In jener Zeit sprach Jesus zu seinen Jüngern: Amen, amen, ich sage euch: Ihr werdet weinen und klagen, aber die Welt wird sich freuen; ihr werdet traurig sein, aber eure Trauer wird sich in Freude verwandeln. Wenn die Frau gebären soll, hat sie Trauer, weil ihre Stunde gekommen ist; aber wenn sie das Kind geboren hat, denkt sie nicht mehr an ihre Not über der Freude, dass ein Mensch zur Welt gekommen ist. So habt auch ihr jetzt Trauer, aber ich werde euch wiedersehen; dann wird euer Herz sich freuen und niemand nimmt euch eure Freude. An jenem Tag werdet ihr mich nichts mehr fragen.
Johannes 16,20-23a
Wir erleben nicht nur, aber auch angesichts der Bedrängnis und Abwanderung von Christen aller Konfessionen viel Schadenfreude und Häme, besonders in den sozialen (oft sehr unsozialen) Medien. Die Welt freut sich!
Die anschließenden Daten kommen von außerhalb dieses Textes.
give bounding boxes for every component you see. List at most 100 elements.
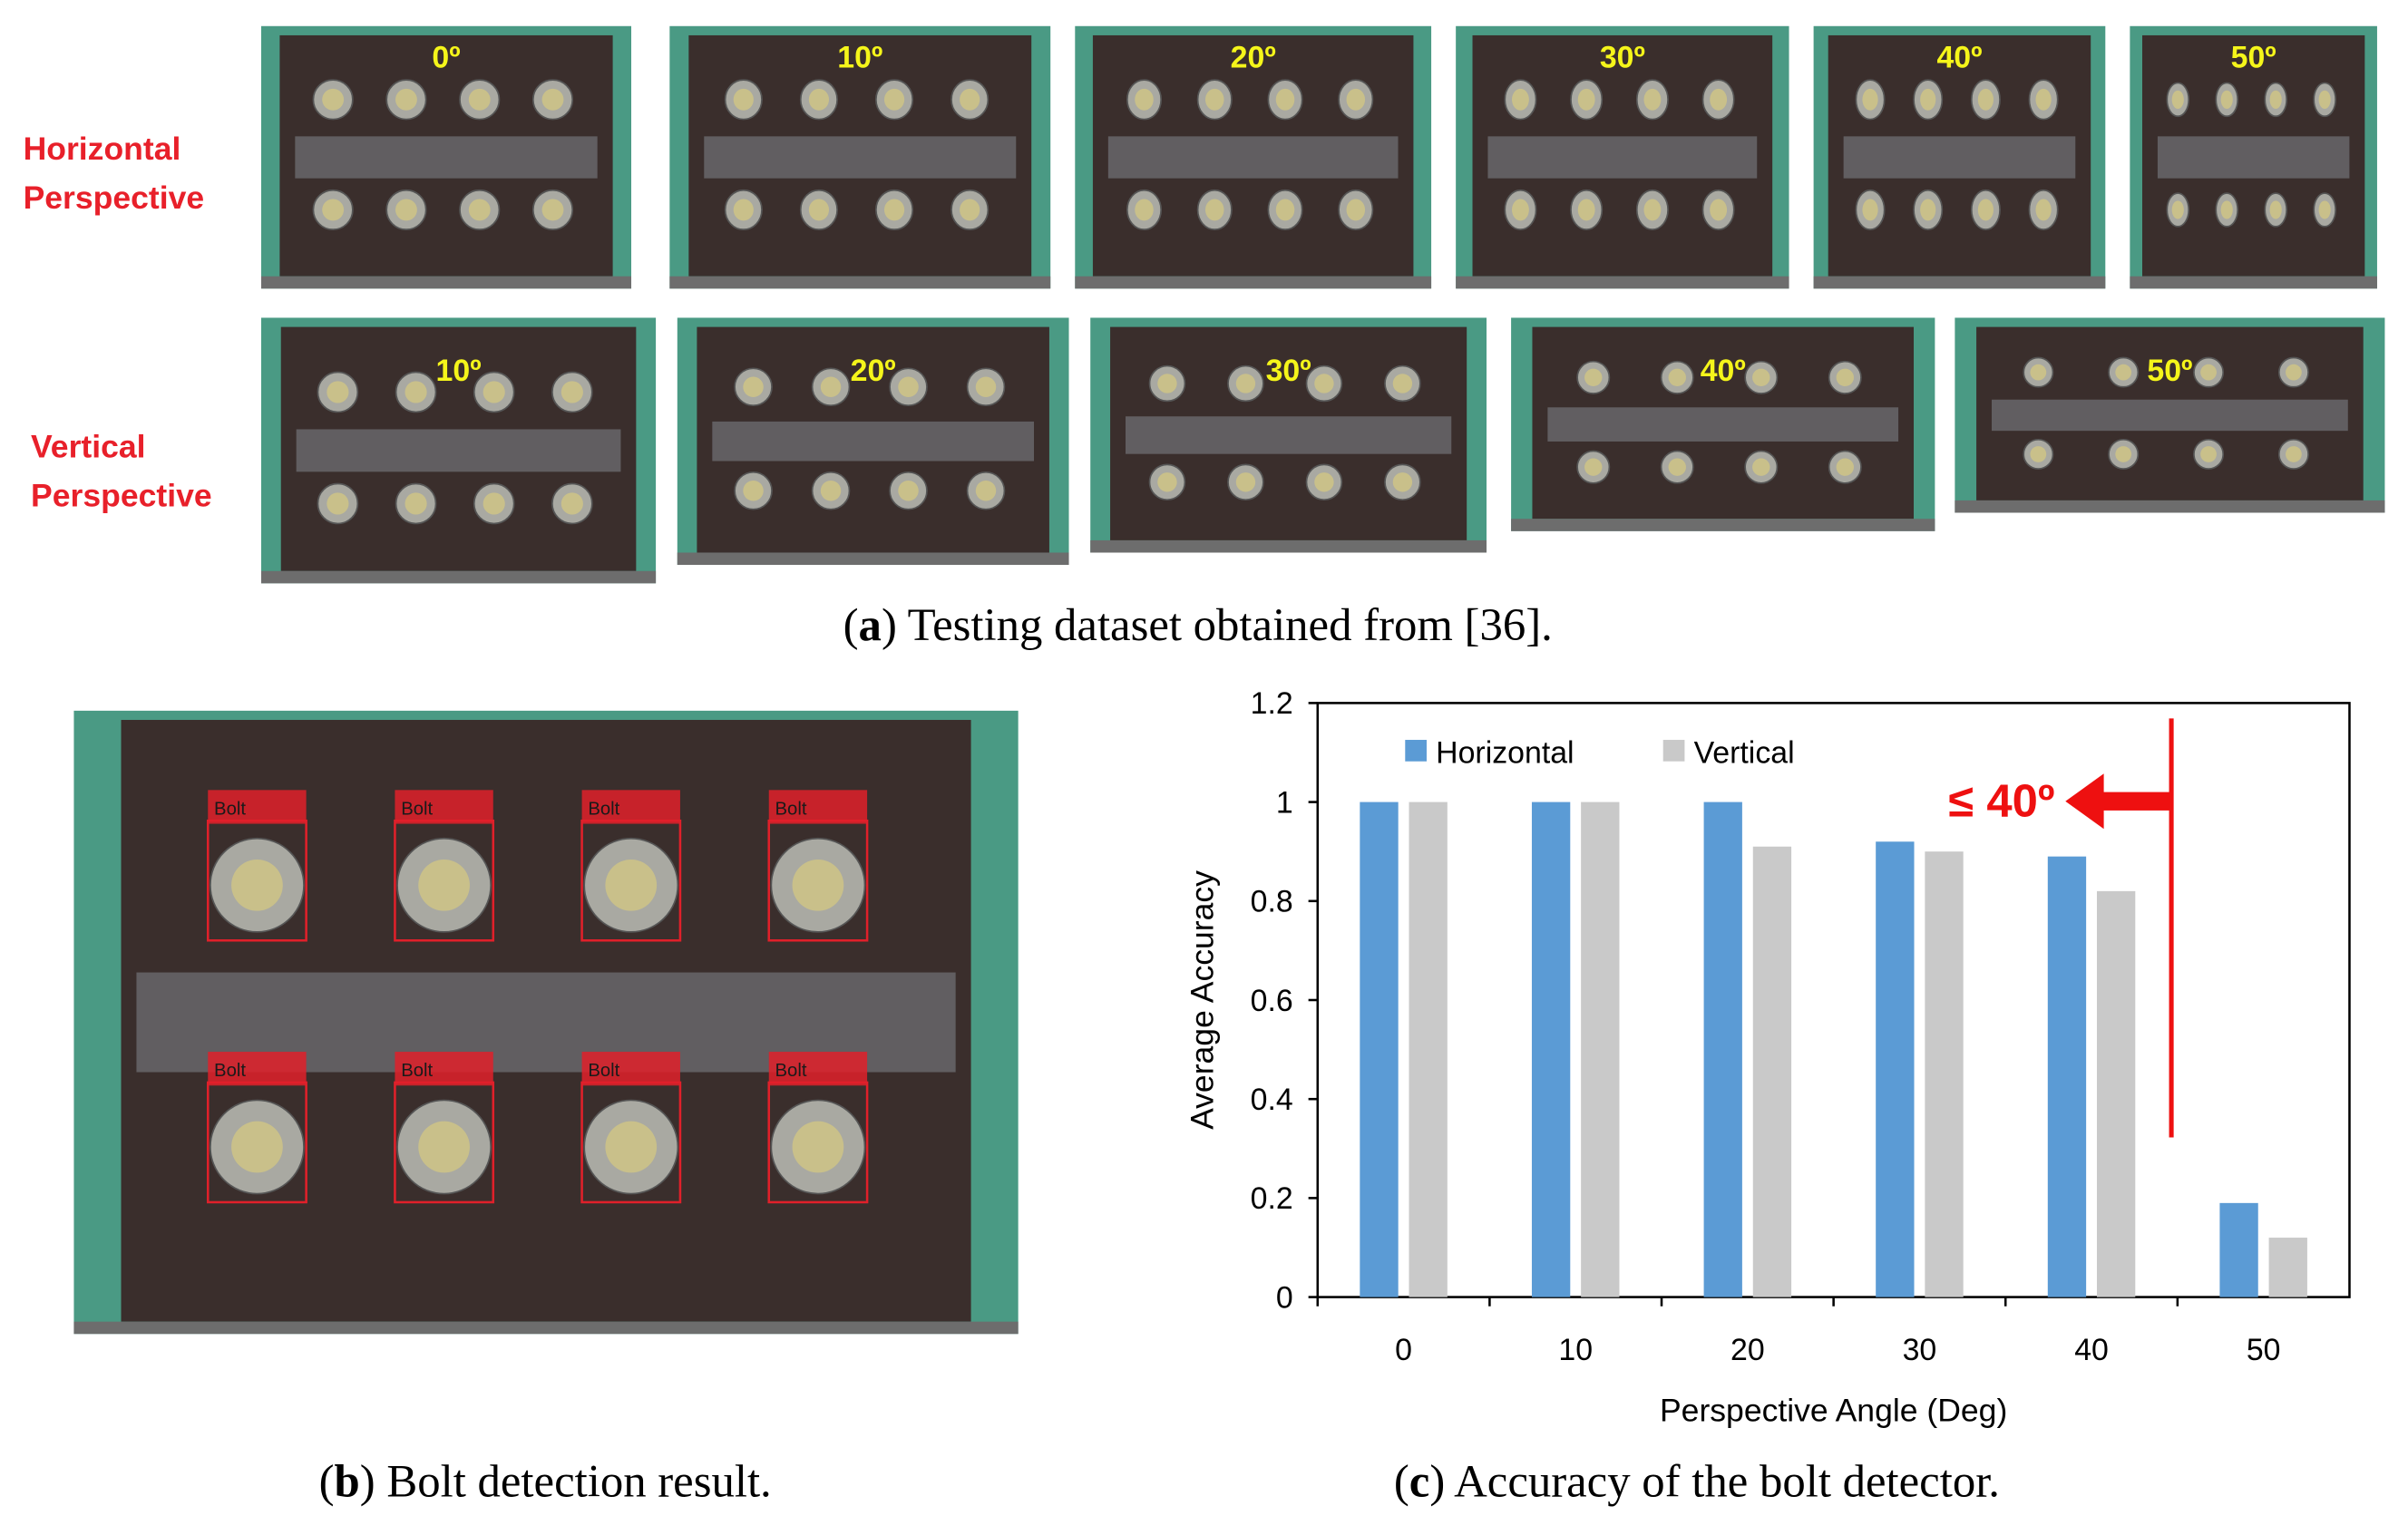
x-tick-label: 50	[2247, 1333, 2281, 1367]
arrow-head	[2065, 773, 2104, 830]
bolt-tip	[1235, 374, 1256, 393]
detection-label: Bolt	[775, 799, 807, 819]
x-tick-label: 20	[1730, 1333, 1765, 1367]
bolt-tip	[1977, 88, 1994, 111]
bolt-tip	[1511, 199, 1529, 221]
bolt-tip	[960, 199, 980, 221]
angle-label: 0º	[432, 40, 460, 74]
row-label: Vertical	[31, 429, 145, 465]
bolt-tip	[322, 199, 345, 221]
legend-swatch	[1662, 740, 1685, 762]
angle-label: 30º	[1266, 354, 1311, 388]
bar	[1703, 802, 1742, 1297]
y-tick-label: 0	[1276, 1280, 1293, 1315]
detection-label: Bolt	[588, 799, 619, 819]
chart: 0 0.2 0.4 0.6 0.8 1 1.2 0 10 20 30 40 50 Horizontal Ve…	[1185, 686, 2351, 1429]
bolt-tip	[820, 481, 842, 501]
y-tick-label: 0.2	[1251, 1181, 1293, 1216]
detection-tag	[581, 790, 680, 824]
annotation: ≤ 40º	[1948, 775, 2054, 827]
bolt-tip	[1577, 88, 1595, 111]
weld-band	[1107, 136, 1399, 179]
photo-bottom	[260, 276, 632, 289]
bolt-tip	[405, 381, 427, 403]
x-axis-title: Perspective Angle (Deg)	[1660, 1393, 2007, 1429]
bolt-tip	[1157, 374, 1177, 393]
angle-label: 40º	[1701, 354, 1746, 388]
bolt-tip	[468, 88, 491, 111]
bolt-tip	[395, 88, 417, 111]
photo-bottom	[1090, 539, 1487, 553]
angle-label: 10º	[436, 354, 482, 388]
bolt-tip	[1511, 88, 1529, 111]
bolt-tip	[1157, 472, 1177, 492]
weld-band	[704, 136, 1017, 179]
bolt-tip	[231, 859, 283, 911]
bolt-tip	[1668, 368, 1686, 387]
detection-tag	[208, 1052, 307, 1086]
bolt-tip	[2200, 364, 2217, 381]
row-label: Horizontal	[24, 131, 181, 167]
photo-bottom	[669, 276, 1051, 289]
bolt-tip	[1862, 199, 1878, 221]
weld-band	[1992, 399, 2348, 432]
bolt-tip	[2269, 90, 2282, 109]
bolt-tip	[2286, 364, 2302, 381]
caption-b: (b) Bolt detection result.	[319, 1456, 772, 1507]
bolt-tip	[327, 492, 349, 515]
arrow-shaft	[2101, 792, 2172, 811]
bolt-tip	[1668, 458, 1686, 476]
caption-a: (a) Testing dataset obtained from [36].	[843, 599, 1553, 650]
plot-frame	[1316, 702, 2351, 1298]
photo-bottom	[1075, 276, 1432, 289]
bolt-tip	[792, 1121, 844, 1173]
caption-part: ) Accuracy of the bolt detector.	[1429, 1456, 2000, 1507]
bolt-tip	[883, 199, 905, 221]
weld-band	[712, 421, 1035, 461]
bolt-tip	[2115, 364, 2132, 381]
bar	[1876, 841, 1915, 1297]
bolt-tip	[1275, 199, 1295, 221]
bolt-tip	[743, 481, 764, 501]
bolt-tip	[1577, 199, 1595, 221]
bar	[1531, 802, 1571, 1297]
bolt-tip	[1275, 88, 1295, 111]
bolt-tip	[2269, 200, 2282, 219]
bolt-tip	[1643, 88, 1662, 111]
bar	[1409, 802, 1448, 1297]
bolt-tip	[1752, 458, 1770, 476]
photo-bottom	[1955, 500, 2385, 513]
bar	[1752, 846, 1792, 1297]
bolt-tip	[1135, 88, 1154, 111]
bolt-tip	[418, 859, 470, 911]
bolt-tip	[605, 1121, 658, 1173]
bolt-tip	[1920, 88, 1936, 111]
angle-label: 30º	[1600, 40, 1645, 74]
weld-band	[1125, 416, 1452, 454]
bolt-tip	[2030, 364, 2047, 381]
legend-label: Horizontal	[1436, 735, 1574, 770]
bolt-tip	[327, 381, 349, 403]
detection-tag	[581, 1052, 680, 1086]
row-label: Perspective	[31, 478, 212, 514]
caption-c: (c) Accuracy of the bolt detector.	[1394, 1456, 2000, 1507]
row-labels: Horizontal Perspective Vertical Perspect…	[24, 131, 212, 514]
bar	[2047, 856, 2087, 1297]
caption-part: b	[335, 1456, 360, 1507]
bar	[1360, 802, 1399, 1297]
bolt-tip	[1862, 88, 1878, 111]
bolt-tip	[1836, 368, 1855, 387]
bolt-tip	[1392, 472, 1413, 492]
bolt-tip	[975, 481, 997, 501]
bolt-tip	[975, 376, 997, 398]
bolt-tip	[2030, 446, 2047, 462]
bolt-tip	[2318, 90, 2331, 109]
bolt-tip	[1235, 472, 1256, 492]
caption-part: c	[1409, 1456, 1430, 1507]
angle-label: 20º	[1231, 40, 1276, 74]
y-tick-label: 1	[1276, 785, 1293, 820]
bolt-tip	[418, 1121, 470, 1173]
bolt-tip	[2171, 90, 2184, 109]
legend-label: Vertical	[1694, 735, 1795, 770]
Das stimmt traurig, und Jesus sagt nicht „Seid nicht traurig“, denn Er weiß, dass Trauer eine selbstverständliche Reaktion auf Martyrium oder Untreue anderer Menschen ist. Der Herr ist realistisch. Gerade deshalb dürfen wir auch Seine Verheißung ernst nehmen: Unsere Trauer wird sich in Freude verwandeln, darauf dürfen wir vertrauen!
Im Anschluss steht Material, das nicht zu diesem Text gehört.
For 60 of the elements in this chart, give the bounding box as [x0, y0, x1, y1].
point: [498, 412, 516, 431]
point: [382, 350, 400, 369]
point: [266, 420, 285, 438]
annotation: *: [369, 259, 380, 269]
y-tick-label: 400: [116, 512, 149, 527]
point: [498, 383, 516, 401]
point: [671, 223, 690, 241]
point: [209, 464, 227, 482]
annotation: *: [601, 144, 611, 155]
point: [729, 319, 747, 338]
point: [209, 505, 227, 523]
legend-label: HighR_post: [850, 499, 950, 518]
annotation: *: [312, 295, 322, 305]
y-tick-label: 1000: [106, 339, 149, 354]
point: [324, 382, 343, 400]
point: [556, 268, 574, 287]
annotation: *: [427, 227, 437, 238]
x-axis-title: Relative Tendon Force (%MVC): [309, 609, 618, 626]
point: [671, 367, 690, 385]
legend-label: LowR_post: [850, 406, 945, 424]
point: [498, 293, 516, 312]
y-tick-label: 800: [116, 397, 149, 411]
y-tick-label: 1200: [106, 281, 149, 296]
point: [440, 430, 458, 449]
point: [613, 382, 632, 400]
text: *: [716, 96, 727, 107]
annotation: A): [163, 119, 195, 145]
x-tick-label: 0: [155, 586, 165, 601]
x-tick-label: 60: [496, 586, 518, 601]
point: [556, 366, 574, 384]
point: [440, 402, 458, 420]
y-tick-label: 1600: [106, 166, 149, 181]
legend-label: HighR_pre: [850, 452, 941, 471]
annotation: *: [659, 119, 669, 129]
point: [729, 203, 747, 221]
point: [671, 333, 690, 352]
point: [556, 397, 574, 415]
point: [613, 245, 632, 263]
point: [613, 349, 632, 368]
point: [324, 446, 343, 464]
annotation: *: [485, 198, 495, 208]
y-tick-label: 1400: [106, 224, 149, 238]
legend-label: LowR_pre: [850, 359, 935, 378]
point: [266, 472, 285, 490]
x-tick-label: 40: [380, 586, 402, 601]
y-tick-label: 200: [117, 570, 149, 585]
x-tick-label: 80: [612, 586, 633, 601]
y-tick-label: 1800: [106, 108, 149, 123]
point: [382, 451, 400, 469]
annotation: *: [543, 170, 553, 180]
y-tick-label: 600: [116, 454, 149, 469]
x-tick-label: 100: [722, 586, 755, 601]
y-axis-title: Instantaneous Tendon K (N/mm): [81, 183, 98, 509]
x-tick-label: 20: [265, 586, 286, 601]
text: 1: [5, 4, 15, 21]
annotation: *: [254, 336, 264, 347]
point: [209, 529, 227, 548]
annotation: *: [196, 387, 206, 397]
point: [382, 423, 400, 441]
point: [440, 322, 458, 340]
Wir werden einst vor dem Herrn stehen, hoffentlich um ewig bei Ihm zu leben in vollkommener Freude. Dann wird alle materielle und seelische Not für immer vorbei sein. Wir dürfen jetzt schon vor Ihm stehen und Ihn sehen, wenn auch verhüllt in der Gestalt von Brot und Wein, ja wir dürfen Ihn in uns aufnehmen! Ein Grund zur Freude, neben der jede andere Freude verblasst. (Bei dieser Gelegenheit empfehle ich die Eucharistische Anbetung, hier in St Gertrauden mittwochs von 18.00 bis 19.00 Uhr und donnerstags von 17.00 bis 18.00 Uhr.)
Auch wer jetzt Grund zur Trauer hat (was niemand kleinreden darf), wird sich wieder freuen – hoffentlich noch in diesem Leben, und danach immer und ewig.